Neel portretteerde in haar New Yorkse appartement een groep van mensen die meestal niet afgebeeld werden: moeders met of zonder hun kinderen, mensen die uit armoede ziek waren, haar buren… maar ook queers. Als gebruikt graag het woord queer, eerder dan homo of lesbienne. Volgens Als is queer een omvattender woord. Het duidt op inclusie van mensen die niet per se gay zijn maar die zich wel inzetten voor die gemeenschap. Queer, zo zegt Als, verwijst niet naar wie wat met wie doet in bed, het is een open concept voor het benoemen van vele mogelijkheden van leven en seksualiteit beleven. Alice Neel zelf was geen lesbienne, maar wel een kracht in die queer wereld, ze was anders. In Als’ manier van denken was Neel queer. Vanuit dit standpunt bouwt Als de expo op met portretten van mensen die in New York leefden — bekend, zoals Metropolitan Museum curator Henry Geldzahler of activiste Kate Millett, of onbekend (Marxist Girl (Irene Peslikis)). Dat gebeurt chronologisch en volgt de visuele evolutie van het werk. Van portretten uit de jaren dertig tot vijftig die tegen een veelal donkere achtergrond zijn geschilderd (Max White, 1935), evolueert Neels werk in de jaren zeventig en tachtig naar een lichtheid waarin ze minder details nodig had om de essentie van de geportretteerden weer te geven en hen simpelweg tegen een witte achtergrond schildert (Bella Abzug, 1976). Deze vormelijke evolutie komt volgens Als overeen met de evolutie van onze houding tegenover queerness: in de jaren dertig tot vijftig verschool wie homo of lesbienne was, of er enigszins mee te maken had, zich ergens in het donker, in de jaren zestig werd het iets rebels en zag queerness het daglicht in die context om vanaf de jaren zeventig en tachtig beleefd te worden als een soort van publiek geheim.

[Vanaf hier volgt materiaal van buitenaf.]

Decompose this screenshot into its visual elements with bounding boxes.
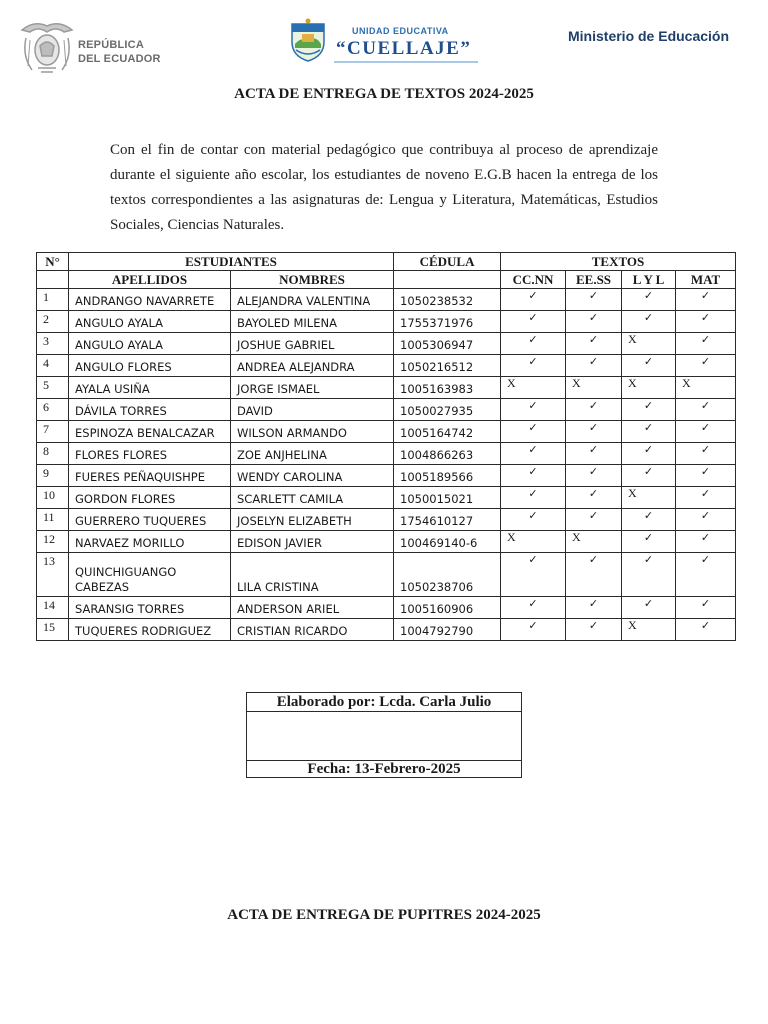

At Home: Alice in the Queer World bevat de allereerste tekst van Als over het werk van Alice Neel. Wat hij schrijft over haar las ik nooit elders: ‘Neels’ portraits of queer thinkers, artists, and beings taught me that (…) what I was looking for — what Alice Neel painted — was the collective uncanny: how, despite the odds, we persisted in being a self no matter how you or the world labeled it.’